CARSON CITY -- Regulations that would move the state health insurance plan toward offering benefits to domestic partners, including those of the same sex, saw little comment at a meeting Thursday.

The rules were discussed briefly at a workshop during a meeting of the board of the Public Employees' Benefits Program. They are expected to be finalized by the panel in May.

They would have to win approval from the Legislative Commission, a panel of lawmakers that reviews proposed state regulations to ensure they conform with legislative intent, before they could take effect.

But it will be up to Gov. Jim Gibbons and the Legislature to decide whether to pay the estimated $3 million cost to extend health insurance benefits.

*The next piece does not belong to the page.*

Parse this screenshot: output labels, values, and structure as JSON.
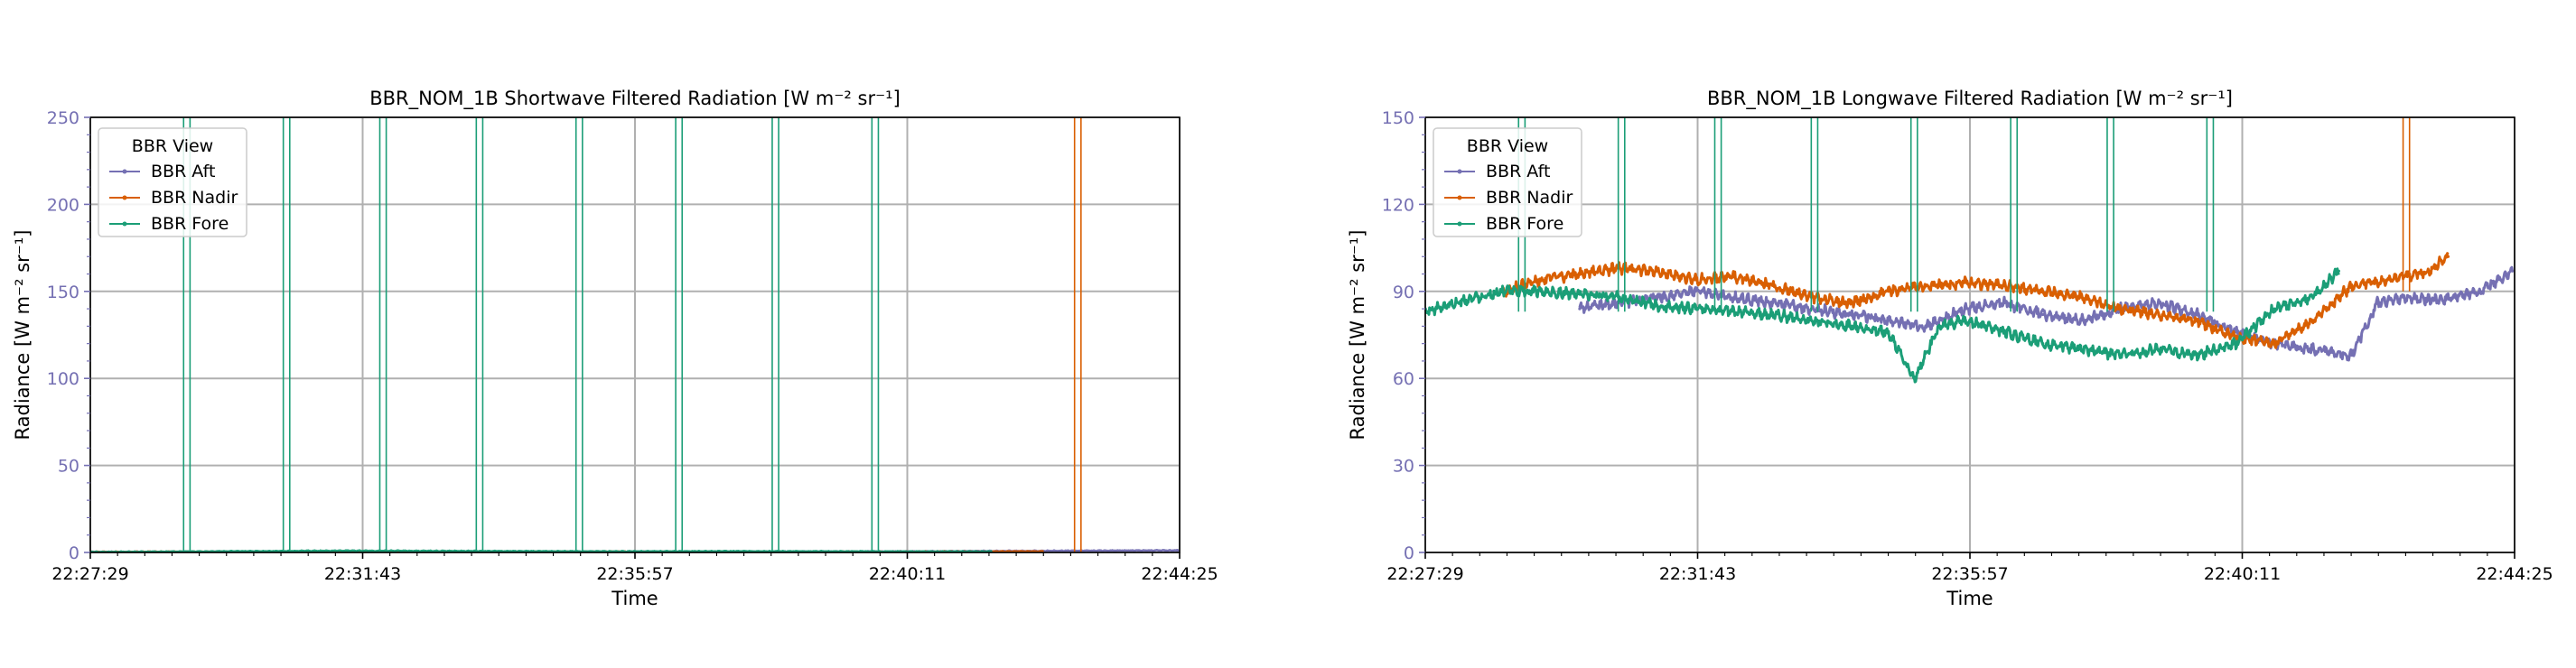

Without funding appropriated by the 2009 Legislature to subsidize the expansion of the health insurance to domestic partners, the expansion will not take place, said Leslie Johnstone, executive officer of the benefits program.

If funding is approved, the expansion would take effect starting July 1, 2009.

The hearing on the proposed regulations provoked no public comment.

The $3 million estimated cost over the 2009-2011 budget would provide the same subsidy that is given to state workers to cover partially the health insurance premium costs of spouses and children.

In the current low-deductible plan in the benefits program, the state pays a subsidy of $989.43 to cover the cost of health insurance for an employee and spouse. The employee pays $182.48 for the coverage.

The original request to include domestic partners in the state health plan came from the Nevada System of Higher Education.

University and college presidents told the board in June that extending benefits to partners is essential to their ability to recruit top professors and administrators.